The Receiving Party will use the same degree of care that it uses to protect the confidentiality of its own confidential information of like kind (but not less than reasonable care) (i) not to use any Confidential Information of the Disclosing Party for any purpose outside the scope of this Agreement, and (ii) except as otherwise authorized by the Disclosing Party in writing, to limit access to Confidential Information of the Disclosing Party to those of its and its Affiliates’ employees and contractors who need that access for purposes consistent with this Agreement and who have signed confidentiality agreements with the Receiving Party containing protections no less stringent than those herein. Neither party will disclose the terms of this Agreement or any Order Form to any third party other than its Affiliates, legal counsel and accountants without the other party’s prior written consent, provided that a party that makes any such disclosure to its Affiliate, legal counsel or accountants will remain responsible for such Affiliate’s, legal counsel’s or accountant’s compliance with this Section 8.2.
The term of each subscription shall be as specified in the applicable Order Form. Except as otherwise specified in an Order Form, subscriptions will automatically renew for additional periods equal to the expiring subscription term. Subsequent year pricing increase will not exceed 10% of the pricing for the applicable Purchased Service or Content in the immediately prior subscription term, unless the pricing in the prior term was designated in the relevant Order Form as promotional or one-time. This subsequent year pricing increment is subject to higher change in the standard list price designated in the EffiaSoft official website. E.g.

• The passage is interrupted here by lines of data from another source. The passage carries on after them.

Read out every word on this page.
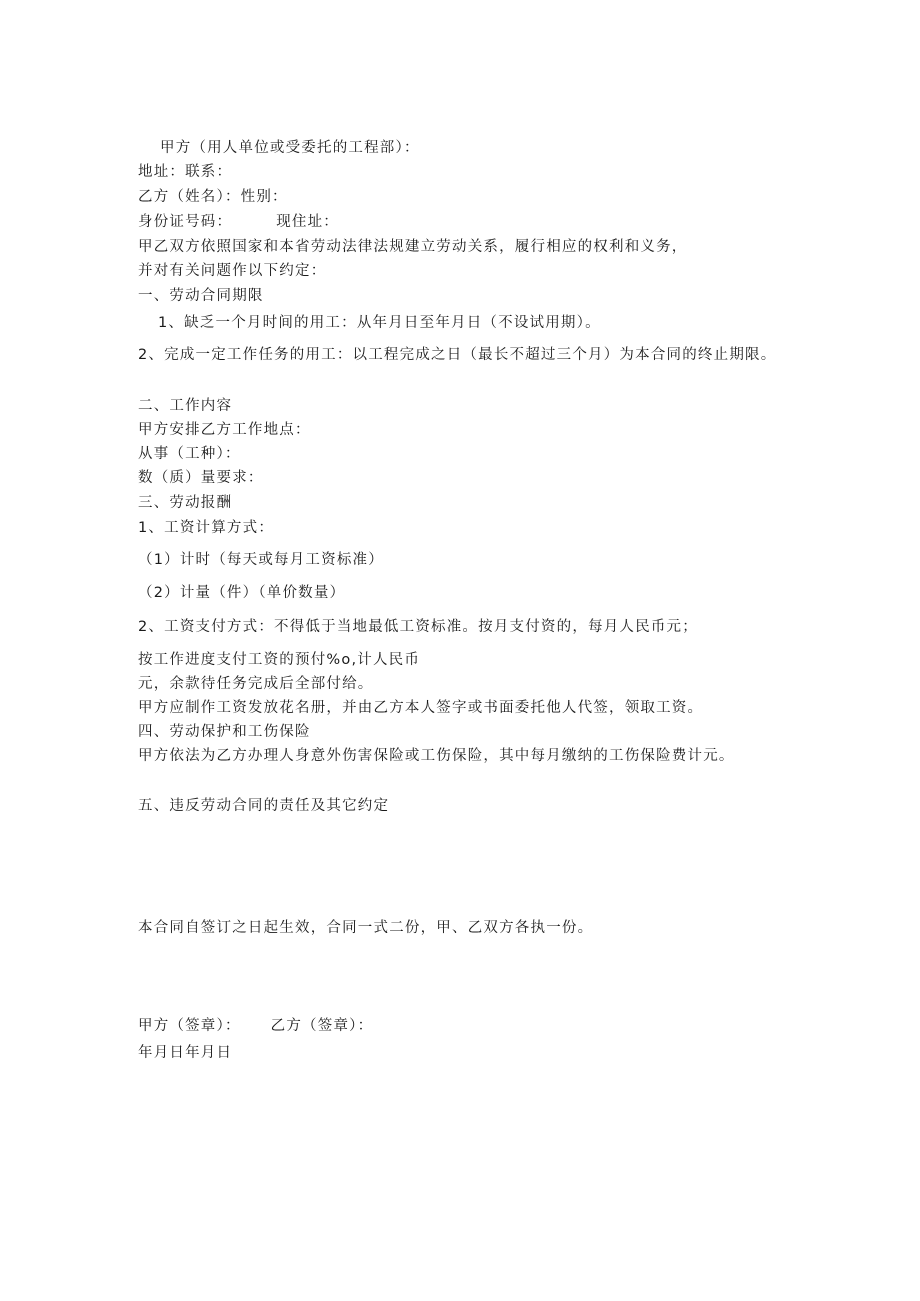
甲方（用人单位或受委托的工程部）：
地址：联系：
乙方（姓名）：性别：
身份证号码：	现住址：
甲乙双方依照国家和本省劳动法律法规建立劳动关系，履行相应的权利和义务，
并对有关问题作以下约定：
一、劳动合同期限
1、缺乏一个月时间的用工：从年月日至年月日（不设试用期）。
2、完成一定工作任务的用工：以工程完成之日（最长不超过三个月）为本合同的终止期限。
二、工作内容
甲方安排乙方工作地点：
从事（工种）：
数（质）量要求：
三、劳动报酬
1、工资计算方式：
（1）计时（每天或每月工资标准）
（2）计量（件）（单价数量）
2、工资支付方式：不得低于当地最低工资标准。按月支付资的，每月人民币元；
按工作进度支付工资的预付%o,计人民币
元，余款待任务完成后全部付给。
甲方应制作工资发放花名册，并由乙方本人签字或书面委托他人代签，领取工资。
四、劳动保护和工伤保险
甲方依法为乙方办理人身意外伤害保险或工伤保险，其中每月缴纳的工伤保险费计元。
五、违反劳动合同的责任及其它约定
本合同自签订之日起生效，合同一式二份，甲、乙双方各执一份。
甲方（签章）： 乙方（签章）：
年月日年月日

Year | List Price | Customer Price |
First Year | X | X |
Second Year | X*120% | Maximum Customer price = X*110% |
Third Year | X*120%*150% | Maximum Customer price = X*110%*110% |
This price capping is applicable only for first three years. Subsequently the pricing is at sole discretion of EffiaSoft.
You have not received or been offered any illegal or improper bribe, kickback, payment, gift, or thing of value from any of our employees or agents in connection with this Agreement. Reasonable gifts and entertainment provided in the ordinary course of business do not violate the above restriction. If you learn of any violation of the above restriction, you will use reasonable efforts to promptly notify Our Legal Department at support@effiasoft.com.
No failure or delay by either party in exercising any right under this Agreement will constitute a waiver of that right.